July 21, 2003

THE TRAUMA OF TAKING AWAY THE KEYS

Katie is looking her most intently journalistic as she questions a representative of AARP about problems with older drivers, in the aftermath of that elderly man killing ten folks as he plowed his car into a crowded market.

“How does the family deal with the most painful issue, not allowing father or mother to drive anymore?” Katie asks.

The AARP-person acknowledges the trauma. As Katie nods her polite, tentative professional nod, the woman dryly suggests that this might be better accomplished by asking “someone more detached and objective, like a therapist, doctor or family clergyman” to break the news.

People who have not yet faced that daunting prospect might actually think that is a good idea, if not an easy out. Children of aging parents, like my kids, who know the eventuality they are facing, might still think it is a decent alternative, but may feel a creeping edge of skepticism, as the advice grates against a higher filial instinct.

And then there are the people who have themselves been obliged to take away the keys, face the trauma, recognize its necessity, yet still struggle with the guilt.

I am one such person.

My dad’s descent into senile dementia came in jagged steps, not a smooth slope. Tragically ironic, but one could chronicle those jagged steps by the evidence he left in their wake: He would work daily on his stamp collection, until one day he simply stopped, catalogues lying open, tweezers, stamps, hinges, all left in place from the day before. Likewise, his photography, his crosswords, his newspapers and magazines, his inability to answer the phone, pay the bills or even click the TV remote.

I, who was obliged to move back home to care for him and my mom, died a thousand deaths while clearing a small space for myself in the den. I asked his permission and removed some of his long-abandoned photographic equipment. But, his confusion still beckoned him to repeatedly demand, “Where are you taking that?” I would explain it to him ad infinitum, but nothing satisfied him nor assuaged my guilt.

All this, of course, came in tandem with taking away his car keys. The car went to my son, but each day my dad would ask, “Where is the car? We have to go shopping!” I would repeat as compassionately as I could, “Joey has it. I’ll do the shopping.” Each exchange stabbed me in the ribcage and forced a little more life out of my collapsing lungs.

All of us who have been there grieve and torture ourselves 10,000 times, not over the rationality of protecting our parent and the public, but over the irrational feeling that we are doing some evil by denigrating a parent’s independence and ability to make responsible decisions. The torment we feel is about being the reluctant catalyst for a journey on the road from which there is no return. The pain is about losing any last pretensions of our own fleeting youth. The trauma is about a little part of us dying, and dying again, with each bit of mortality that we acknowledge in our mom or dad. The heartache is about the futility of yearning for the momma and poppa who enveloped us in their all-protective arms when they and we were young. The grief is about being orphaned while our parents are still clinging to life.

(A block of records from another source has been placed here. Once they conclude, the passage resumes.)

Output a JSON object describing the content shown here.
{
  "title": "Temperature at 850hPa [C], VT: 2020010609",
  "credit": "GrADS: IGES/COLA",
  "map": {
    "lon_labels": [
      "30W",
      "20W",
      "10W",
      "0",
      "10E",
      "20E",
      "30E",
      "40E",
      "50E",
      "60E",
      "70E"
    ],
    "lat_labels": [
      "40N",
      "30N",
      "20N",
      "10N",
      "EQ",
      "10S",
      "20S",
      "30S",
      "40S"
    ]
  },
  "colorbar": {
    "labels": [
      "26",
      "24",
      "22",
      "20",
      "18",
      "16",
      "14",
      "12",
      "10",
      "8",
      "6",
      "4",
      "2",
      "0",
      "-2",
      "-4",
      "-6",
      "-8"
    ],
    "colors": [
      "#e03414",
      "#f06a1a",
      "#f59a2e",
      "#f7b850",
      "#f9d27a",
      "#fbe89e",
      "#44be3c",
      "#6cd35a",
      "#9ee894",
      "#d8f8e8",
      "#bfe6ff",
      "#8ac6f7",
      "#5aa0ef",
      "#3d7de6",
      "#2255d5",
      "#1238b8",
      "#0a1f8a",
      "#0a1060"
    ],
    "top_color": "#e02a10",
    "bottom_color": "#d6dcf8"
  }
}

Yet, I believe that any one of us who has faced the trauma would tell you that s/he would not have done it any other way. We would not plead or even infer our martyrdom. We would tell you, however, that we did not abrogate our responsibility to our parents’ safety and wellbeing – that we for a moment sublimated our own grief to face the pain it sometimes takes to care for those who have given us life. We would tell you that, for all the self-recrimination, the thought of some indifferent surrogate letting us off the hook would be even more grievous.

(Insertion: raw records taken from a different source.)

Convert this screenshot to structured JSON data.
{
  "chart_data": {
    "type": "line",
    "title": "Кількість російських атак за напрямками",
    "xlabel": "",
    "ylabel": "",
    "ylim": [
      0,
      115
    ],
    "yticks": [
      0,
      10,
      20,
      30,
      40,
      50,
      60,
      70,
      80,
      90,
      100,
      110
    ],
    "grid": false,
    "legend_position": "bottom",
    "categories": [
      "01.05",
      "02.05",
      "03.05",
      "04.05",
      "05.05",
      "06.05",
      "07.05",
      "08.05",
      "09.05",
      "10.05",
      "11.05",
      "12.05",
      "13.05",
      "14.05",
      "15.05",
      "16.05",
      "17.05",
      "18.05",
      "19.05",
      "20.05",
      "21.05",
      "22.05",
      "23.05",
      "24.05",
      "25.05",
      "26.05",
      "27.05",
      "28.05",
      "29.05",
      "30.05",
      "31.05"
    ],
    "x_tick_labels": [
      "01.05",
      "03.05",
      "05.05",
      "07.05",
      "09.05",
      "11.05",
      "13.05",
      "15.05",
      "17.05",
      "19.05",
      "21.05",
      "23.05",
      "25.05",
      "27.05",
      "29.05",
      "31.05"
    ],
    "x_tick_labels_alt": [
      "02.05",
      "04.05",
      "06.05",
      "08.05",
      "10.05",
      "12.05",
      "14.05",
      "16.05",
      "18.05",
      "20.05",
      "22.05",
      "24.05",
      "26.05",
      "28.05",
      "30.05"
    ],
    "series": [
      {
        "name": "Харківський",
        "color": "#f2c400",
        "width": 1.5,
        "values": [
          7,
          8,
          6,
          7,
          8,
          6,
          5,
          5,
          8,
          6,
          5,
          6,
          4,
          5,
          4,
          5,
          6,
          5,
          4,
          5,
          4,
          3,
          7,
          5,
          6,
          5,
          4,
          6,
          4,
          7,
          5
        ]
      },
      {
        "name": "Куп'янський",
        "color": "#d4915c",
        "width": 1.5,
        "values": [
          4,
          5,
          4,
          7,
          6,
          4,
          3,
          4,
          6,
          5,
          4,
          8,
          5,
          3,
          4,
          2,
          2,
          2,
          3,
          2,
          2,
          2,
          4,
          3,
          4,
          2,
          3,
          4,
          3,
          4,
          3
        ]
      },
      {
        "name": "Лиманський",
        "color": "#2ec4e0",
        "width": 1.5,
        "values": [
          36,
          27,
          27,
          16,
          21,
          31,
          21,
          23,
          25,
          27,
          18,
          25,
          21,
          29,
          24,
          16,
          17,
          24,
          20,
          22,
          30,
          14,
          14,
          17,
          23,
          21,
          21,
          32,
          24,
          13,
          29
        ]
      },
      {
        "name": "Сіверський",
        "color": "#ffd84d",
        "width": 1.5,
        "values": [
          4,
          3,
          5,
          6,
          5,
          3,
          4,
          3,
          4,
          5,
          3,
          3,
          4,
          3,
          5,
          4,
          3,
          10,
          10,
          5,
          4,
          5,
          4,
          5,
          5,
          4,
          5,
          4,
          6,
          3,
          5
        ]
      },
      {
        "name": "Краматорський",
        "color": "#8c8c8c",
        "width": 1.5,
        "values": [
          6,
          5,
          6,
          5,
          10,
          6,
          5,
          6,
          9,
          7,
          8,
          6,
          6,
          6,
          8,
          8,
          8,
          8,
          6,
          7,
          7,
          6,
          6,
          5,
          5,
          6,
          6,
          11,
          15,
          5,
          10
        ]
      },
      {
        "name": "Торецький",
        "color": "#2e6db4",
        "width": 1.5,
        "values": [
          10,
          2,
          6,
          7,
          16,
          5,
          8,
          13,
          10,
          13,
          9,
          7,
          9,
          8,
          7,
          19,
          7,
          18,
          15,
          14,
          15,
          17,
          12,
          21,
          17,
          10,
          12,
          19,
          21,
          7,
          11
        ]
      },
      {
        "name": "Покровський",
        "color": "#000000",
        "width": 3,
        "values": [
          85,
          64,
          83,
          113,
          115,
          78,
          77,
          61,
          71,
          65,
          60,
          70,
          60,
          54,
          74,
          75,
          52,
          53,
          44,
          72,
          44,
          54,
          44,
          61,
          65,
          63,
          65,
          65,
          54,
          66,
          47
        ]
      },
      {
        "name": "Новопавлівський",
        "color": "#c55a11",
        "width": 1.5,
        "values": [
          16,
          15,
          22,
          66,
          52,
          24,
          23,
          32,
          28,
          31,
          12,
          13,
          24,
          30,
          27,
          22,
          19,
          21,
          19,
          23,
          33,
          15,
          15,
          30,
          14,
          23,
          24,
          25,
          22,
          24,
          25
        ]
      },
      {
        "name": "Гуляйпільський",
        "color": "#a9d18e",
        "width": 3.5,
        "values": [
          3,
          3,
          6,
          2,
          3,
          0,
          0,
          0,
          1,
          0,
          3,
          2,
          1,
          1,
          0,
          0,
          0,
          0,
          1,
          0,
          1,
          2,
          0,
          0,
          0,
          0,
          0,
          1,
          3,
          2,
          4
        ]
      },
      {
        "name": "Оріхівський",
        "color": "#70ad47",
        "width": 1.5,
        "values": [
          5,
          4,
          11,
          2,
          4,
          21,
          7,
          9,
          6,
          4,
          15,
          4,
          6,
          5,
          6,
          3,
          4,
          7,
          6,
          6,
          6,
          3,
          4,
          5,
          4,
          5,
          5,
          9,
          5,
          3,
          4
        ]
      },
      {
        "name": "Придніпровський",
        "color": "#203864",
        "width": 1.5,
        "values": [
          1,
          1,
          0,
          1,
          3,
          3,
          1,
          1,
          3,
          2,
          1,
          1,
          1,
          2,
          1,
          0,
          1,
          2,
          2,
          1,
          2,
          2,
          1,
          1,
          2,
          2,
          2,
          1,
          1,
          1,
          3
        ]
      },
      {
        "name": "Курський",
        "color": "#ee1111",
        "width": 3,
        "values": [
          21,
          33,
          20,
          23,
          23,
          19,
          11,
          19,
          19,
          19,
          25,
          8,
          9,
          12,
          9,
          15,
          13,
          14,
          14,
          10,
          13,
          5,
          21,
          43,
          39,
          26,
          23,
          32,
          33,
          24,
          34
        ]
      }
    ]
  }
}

We would tell you that deluding ones self into believing that s/he has “gotten off the hook” is likely to eventually bring even greater intrapsychic torment than facing the responsibility to ones parents personally and forthrightly. My guess is that, despite the AARP’s assertion, any honorable therapist, doctor or clergyman would tell you the same, not be co-opted into absolving a child of a painful mission that s/he alone must accomplish. Finally, we would tell you that the pain we withstood, and that torments us even now, was still the highest articulation of our love.

I pray that my own children will remember the responsibility that I awkwardly took, and the grief that I suffered, in acknowledging that my dad’s vitality had dimmed and that it would return no more. So may it be with your kids. Perhaps they will realize that the fullness of life is messy and not without its price, and that it cannot be sanitized by a gloved surrogate-for-rent and hermetically sealed in a zip-lock bag.

Let them at least know while we are still of sound mind that they have our blessing to take away our keys, literally and figuratively, when we can no longer safely drive our own lives. Let them at least know that the love we show them now might eventually counterbalance the trepidation and guilt that might confront them later. Let them at least know that we love them and know that they love us.

Somehow, I believe that if we give them the message, they will get the message.